Senter meneó la cabeza con lentitud. Se sentía inseguro. Sus conocimientos sólo se referían a los libros que había leído.
—¿Está hablando de un cultivo artificial con productos químicos? No, no sirve en Trántor. Estas instalaciones requieren un mundo industrial, por ejemplo, una gran industria química. Y en la guerra o el desastre, cuando la industria se paraliza, la gente se muere de hambre. Además, no todos los alimentos pueden cultivarse artificialmente. Algunos pierden su poder nutritivo. El suelo es barato, aún mejor, y siempre es más seguro.

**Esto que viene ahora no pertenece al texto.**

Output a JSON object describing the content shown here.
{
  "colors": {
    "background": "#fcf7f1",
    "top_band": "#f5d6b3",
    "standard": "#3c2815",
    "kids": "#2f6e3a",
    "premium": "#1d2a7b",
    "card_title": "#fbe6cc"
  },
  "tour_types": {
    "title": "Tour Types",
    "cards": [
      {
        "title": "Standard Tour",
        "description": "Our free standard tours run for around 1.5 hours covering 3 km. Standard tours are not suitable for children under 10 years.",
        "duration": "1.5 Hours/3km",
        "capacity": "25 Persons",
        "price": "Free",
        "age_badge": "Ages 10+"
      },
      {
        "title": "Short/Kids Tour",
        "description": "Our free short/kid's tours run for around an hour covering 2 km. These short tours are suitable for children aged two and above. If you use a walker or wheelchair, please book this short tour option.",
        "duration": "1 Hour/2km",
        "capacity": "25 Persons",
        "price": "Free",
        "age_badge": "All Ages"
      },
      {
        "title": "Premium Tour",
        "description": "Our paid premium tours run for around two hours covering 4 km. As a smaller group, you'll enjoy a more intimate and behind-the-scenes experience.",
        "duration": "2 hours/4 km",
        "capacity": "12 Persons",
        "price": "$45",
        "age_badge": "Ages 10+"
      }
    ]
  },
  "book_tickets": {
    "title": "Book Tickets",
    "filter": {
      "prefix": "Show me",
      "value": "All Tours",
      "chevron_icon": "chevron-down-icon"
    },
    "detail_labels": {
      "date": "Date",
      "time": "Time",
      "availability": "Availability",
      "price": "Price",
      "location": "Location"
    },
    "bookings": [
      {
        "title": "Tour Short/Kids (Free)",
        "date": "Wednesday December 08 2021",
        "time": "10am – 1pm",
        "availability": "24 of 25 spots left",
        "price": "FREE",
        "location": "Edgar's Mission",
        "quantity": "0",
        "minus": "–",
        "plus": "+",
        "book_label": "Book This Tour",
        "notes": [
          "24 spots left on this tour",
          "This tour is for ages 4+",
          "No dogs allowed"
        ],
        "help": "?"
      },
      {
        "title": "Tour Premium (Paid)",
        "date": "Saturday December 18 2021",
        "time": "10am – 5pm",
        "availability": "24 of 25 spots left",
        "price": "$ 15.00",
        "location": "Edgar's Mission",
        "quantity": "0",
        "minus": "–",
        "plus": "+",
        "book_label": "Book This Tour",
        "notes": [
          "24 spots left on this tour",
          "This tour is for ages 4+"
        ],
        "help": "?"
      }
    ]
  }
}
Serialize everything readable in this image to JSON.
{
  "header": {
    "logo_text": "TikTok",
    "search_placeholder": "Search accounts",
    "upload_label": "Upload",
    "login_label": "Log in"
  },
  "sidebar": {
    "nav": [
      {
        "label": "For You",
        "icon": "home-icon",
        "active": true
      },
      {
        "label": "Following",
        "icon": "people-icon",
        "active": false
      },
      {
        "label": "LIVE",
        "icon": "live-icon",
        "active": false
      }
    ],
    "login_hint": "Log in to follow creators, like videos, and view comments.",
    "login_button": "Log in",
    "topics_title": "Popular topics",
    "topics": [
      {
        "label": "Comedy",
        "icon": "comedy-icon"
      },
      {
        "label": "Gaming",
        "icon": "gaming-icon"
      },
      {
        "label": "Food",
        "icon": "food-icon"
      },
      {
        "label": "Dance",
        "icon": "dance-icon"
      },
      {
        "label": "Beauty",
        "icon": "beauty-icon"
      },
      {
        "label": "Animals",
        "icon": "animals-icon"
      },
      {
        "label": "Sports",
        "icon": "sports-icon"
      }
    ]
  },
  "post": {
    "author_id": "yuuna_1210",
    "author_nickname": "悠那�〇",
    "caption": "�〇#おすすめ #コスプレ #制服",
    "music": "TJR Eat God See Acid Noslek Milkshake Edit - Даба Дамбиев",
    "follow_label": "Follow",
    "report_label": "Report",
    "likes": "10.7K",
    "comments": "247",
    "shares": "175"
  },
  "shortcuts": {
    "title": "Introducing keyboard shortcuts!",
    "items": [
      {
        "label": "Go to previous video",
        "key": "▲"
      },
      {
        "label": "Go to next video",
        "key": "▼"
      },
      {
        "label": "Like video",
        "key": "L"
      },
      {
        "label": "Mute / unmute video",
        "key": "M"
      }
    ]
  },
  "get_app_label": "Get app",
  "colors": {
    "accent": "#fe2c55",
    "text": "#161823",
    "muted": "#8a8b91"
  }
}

—¿Y su cosecha de alimentos es suficiente?
—Suficiente, sí; tal vez sea monótona. Tenemos gallinas ponedoras y animales que nos dan leche; pero nuestro suministro de carne depende de nuestro comercio exterior.
—¿Comercio? —El joven pareció repentinamente interesado—. Así que ustedes comercian. Pero ¿qué exportan?
—Metal —fue la tajante respuesta—. Mire a su alrededor. Tenemos una cantidad inagotable, y ya fabricada. Vienen con naves desde Neotrántor, derriban el área indicada, con lo cual aumenta nuestro suelo cultivable, y nos dejan a cambio carne, fruta enlatada, concentrados de alimentos, maquinaria agrícola, etc. Se llevan el metal y las dos partes salimos ganando.
Comieron pan y queso, y un estofado de verduras que era realmente delicioso. Mientras comían el postre de fruta congelada, el único elemento importado del menú, los extranjeros fueron, por primera vez, algo más que meros huéspedes. El joven mostró un mapa de Trántor.
Lee Senter lo estudió con calma. Escuchó y replicó gravemente:
—Los terrenos de la Universidad son un área estática. Nosotros los granjeros no cultivamos en ella. Incluso preferimos no pisarla. Es una de las escasas reliquias del pasado que deseamos conservar intacta.
—Nosotros buscamos la ciencia. No tocaríamos nada. Nuestra nave sería nuestro rehén —propuso el viejo, ansiosa y febrilmente.
—Entonces, les llevaré hasta allí —dijo Senter.
Aquella noche los extranjeros durmieron, y mientras tanto Lee Senter envió un mensaje a Neotrántor.